The bill goes back to the Senate for it to consider the House’s amendments.

College in the High School fee elimination bill passes House

April 12 — The House on Wednesday voted 97-0 to pass the bill that would eliminate College in the High School fees for high school 9th, 10th, 11th and 12th graders, if it receives funding. Under 2SSB 5048, community and technical colleges would be reimbursed to $300 per student, up to $3,500 per course.

“The problem we've got is that [College in the High School courses] can cost up to $300 for students to participate in the program. That squeezes out a lot of low-income families — they are not able to afford that $300 — so the students sitting next to you might be able to take the class for college credit, but the student on the other side of you doesn’t,” Rep. Dave Paul said. “This is a terrific bill because this is going to allow all those students in those articulated classes to earn college credit, which will help reduce college debt and help with college affordability.”

The bill was sent back to the Senate to consider amendments made by the House.

Trustees confirmed by Senate

The Senate in the past week confirmed three trustees to the boards of their colleges — last week, Louise Chernin, a trustee at the Seattle College District, and Debra Entenman, a trustee at Renton Technical College, and this week John Pedlow, a trustee at Whatcom Community College.

“Louise has been a role model for so many people who are interested in pursuing jobs in business, particularly LGBT folks who hadn't seen themselves in these positions of power before,” Sen. Emily Randall said on April 6. “She is committed to educational pathways of all kinds for students in Washington.”

Randall on April 7 spoke about Entenman, who also serves the 47th legislative district, which includes Covington, parts of Auburn, Kent and Maple Valley, in the Washington state House of Representatives.

“I learned some years ago that Rep. Entenman went back to follow her educational journey later in life. As someone who has maybe a nonlinear non-traditional education background, she's particularly passionate and motivated to ensure that all students in Washington have the support that they need to be successful to follow their career journey or their education journey whatever time they step on or off the path,” Randall said.
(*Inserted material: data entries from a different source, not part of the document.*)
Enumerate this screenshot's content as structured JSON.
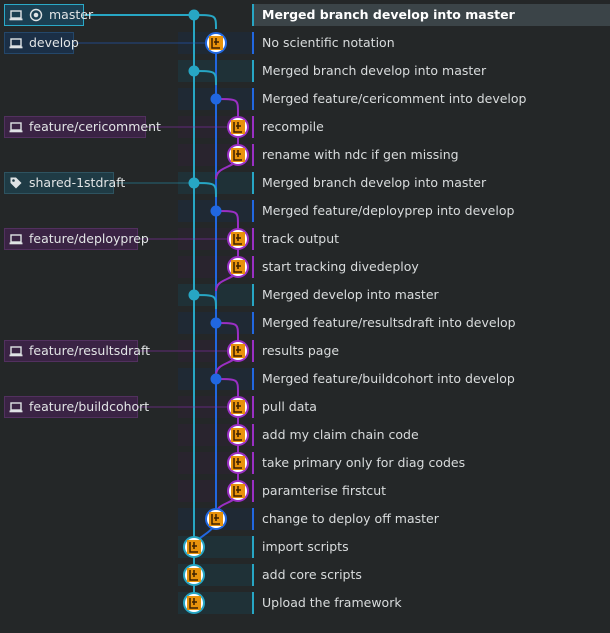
{
  "colors": {
    "background": "#242728",
    "master_lane": "#27a6c4",
    "develop_lane": "#2167e0",
    "feature_lane": "#9a2fc4",
    "selected_row": "#3b4448",
    "avatar_orange": "#e8930c"
  },
  "refs": {
    "master": {
      "label": "master",
      "icon": "laptop-icon",
      "icon2": "target-icon"
    },
    "develop": {
      "label": "develop",
      "icon": "laptop-icon"
    },
    "feature_cericomment": {
      "label": "feature/cericomment",
      "icon": "laptop-icon"
    },
    "shared_tag": {
      "label": "shared-1stdraft",
      "icon": "tag-icon"
    },
    "feature_deployprep": {
      "label": "feature/deployprep",
      "icon": "laptop-icon"
    },
    "feature_resultsdraft": {
      "label": "feature/resultsdraft",
      "icon": "laptop-icon"
    },
    "feature_buildcohort": {
      "label": "feature/buildcohort",
      "icon": "laptop-icon"
    }
  },
  "commits": [
    {
      "message": "Merged branch develop into master",
      "lane": "master",
      "kind": "merge",
      "selected": true
    },
    {
      "message": "No scientific notation",
      "lane": "develop",
      "kind": "avatar"
    },
    {
      "message": "Merged branch develop into master",
      "lane": "master",
      "kind": "merge"
    },
    {
      "message": "Merged feature/cericomment into develop",
      "lane": "develop",
      "kind": "merge"
    },
    {
      "message": "recompile",
      "lane": "feature",
      "kind": "avatar"
    },
    {
      "message": "rename with ndc if gen missing",
      "lane": "feature",
      "kind": "avatar"
    },
    {
      "message": "Merged branch develop into master",
      "lane": "master",
      "kind": "merge"
    },
    {
      "message": "Merged feature/deployprep into develop",
      "lane": "develop",
      "kind": "merge"
    },
    {
      "message": "track output",
      "lane": "feature",
      "kind": "avatar"
    },
    {
      "message": "start tracking divedeploy",
      "lane": "feature",
      "kind": "avatar"
    },
    {
      "message": "Merged develop into master",
      "lane": "master",
      "kind": "merge"
    },
    {
      "message": "Merged feature/resultsdraft into develop",
      "lane": "develop",
      "kind": "merge"
    },
    {
      "message": "results page",
      "lane": "feature",
      "kind": "avatar"
    },
    {
      "message": "Merged feature/buildcohort into develop",
      "lane": "develop",
      "kind": "merge"
    },
    {
      "message": "pull data",
      "lane": "feature",
      "kind": "avatar"
    },
    {
      "message": "add my claim chain code",
      "lane": "feature",
      "kind": "avatar"
    },
    {
      "message": "take primary only for diag codes",
      "lane": "feature",
      "kind": "avatar"
    },
    {
      "message": "paramterise firstcut",
      "lane": "feature",
      "kind": "avatar"
    },
    {
      "message": "change to deploy off master",
      "lane": "develop",
      "kind": "avatar"
    },
    {
      "message": "import scripts",
      "lane": "master",
      "kind": "avatar"
    },
    {
      "message": "add core scripts",
      "lane": "master",
      "kind": "avatar"
    },
    {
      "message": "Upload the framework",
      "lane": "master",
      "kind": "avatar"
    }
  ]
}
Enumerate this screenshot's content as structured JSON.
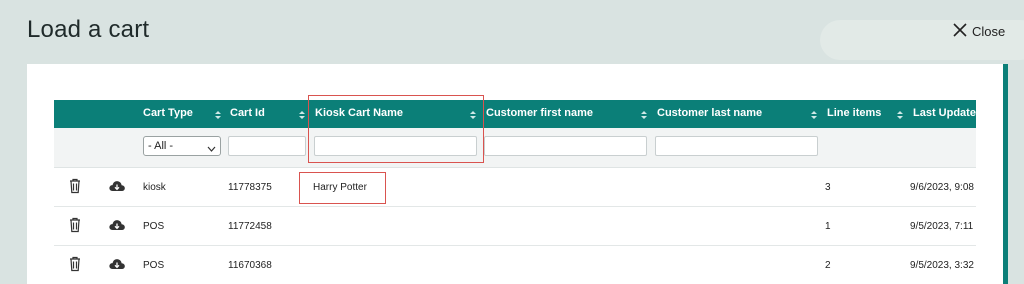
{
  "dialog": {
    "title": "Load a cart",
    "close_label": "Close"
  },
  "table": {
    "columns": [
      {
        "key": "cart_type",
        "label": "Cart Type"
      },
      {
        "key": "cart_id",
        "label": "Cart Id"
      },
      {
        "key": "kiosk_cart_name",
        "label": "Kiosk Cart Name"
      },
      {
        "key": "first_name",
        "label": "Customer first name"
      },
      {
        "key": "last_name",
        "label": "Customer last name"
      },
      {
        "key": "line_items",
        "label": "Line items"
      },
      {
        "key": "last_updated",
        "label": "Last Updated"
      }
    ],
    "filter": {
      "cart_type_selected": "- All -"
    },
    "rows": [
      {
        "cart_type": "kiosk",
        "cart_id": "11778375",
        "kiosk_cart_name": "Harry Potter",
        "first_name": "",
        "last_name": "",
        "line_items": "3",
        "last_updated": "9/6/2023, 9:08"
      },
      {
        "cart_type": "POS",
        "cart_id": "11772458",
        "kiosk_cart_name": "",
        "first_name": "",
        "last_name": "",
        "line_items": "1",
        "last_updated": "9/5/2023, 7:11"
      },
      {
        "cart_type": "POS",
        "cart_id": "11670368",
        "kiosk_cart_name": "",
        "first_name": "",
        "last_name": "",
        "line_items": "2",
        "last_updated": "9/5/2023, 3:32"
      }
    ]
  },
  "icons": {
    "close": "close-icon",
    "delete": "trash-icon",
    "load": "cloud-download-icon",
    "sort": "sort-icon"
  },
  "colors": {
    "header": "#0b7f78",
    "highlight": "#d9534f"
  }
}
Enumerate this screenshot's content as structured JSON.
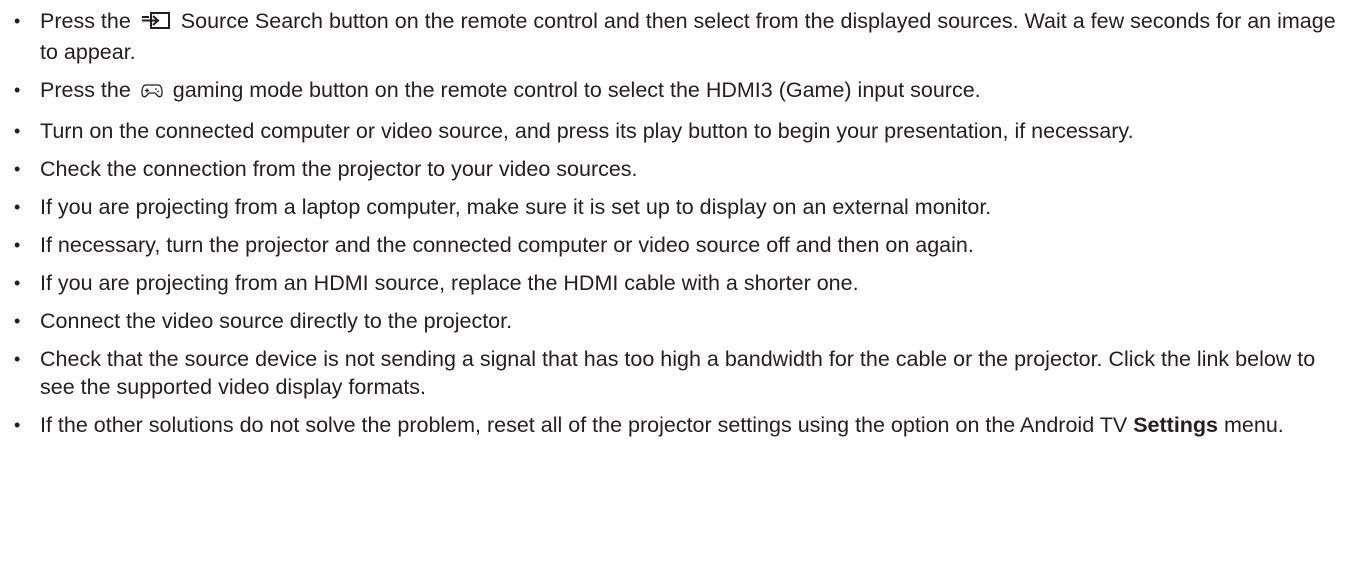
{
  "items": [
    {
      "before": "Press the",
      "icon": "source-search-icon",
      "after": "Source Search button on the remote control and then select from the displayed sources. Wait a few seconds for an image to appear."
    },
    {
      "before": "Press the",
      "icon": "gamepad-icon",
      "after": "gaming mode button on the remote control to select the HDMI3 (Game) input source."
    },
    {
      "text": "Turn on the connected computer or video source, and press its play button to begin your presentation, if necessary."
    },
    {
      "text": "Check the connection from the projector to your video sources."
    },
    {
      "text": "If you are projecting from a laptop computer, make sure it is set up to display on an external monitor."
    },
    {
      "text": "If necessary, turn the projector and the connected computer or video source off and then on again."
    },
    {
      "text": "If you are projecting from an HDMI source, replace the HDMI cable with a shorter one."
    },
    {
      "text": "Connect the video source directly to the projector."
    },
    {
      "text": "Check that the source device is not sending a signal that has too high a bandwidth for the cable or the projector. Click the link below to see the supported video display formats."
    },
    {
      "before": "If the other solutions do not solve the problem, reset all of the projector settings using the option on the Android TV",
      "bold": "Settings",
      "after": "menu."
    }
  ],
  "bullet_char": "•"
}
On Monday, Randall thanked Pedlow for his service, saying “Folks who want to serve our higher education systems — folks who want to serve really in any capacity — who are volunteering themselves for service, like John has, should get the full support of this body to continue to do that service to make sure education system works for everyone.”

Coming up next week

In the nine days remaining in the 105-day session, representatives and senators will vote to concur with bills amended by the opposite chamber, negotiate differences on bills and wait for the final budget proposals to be released.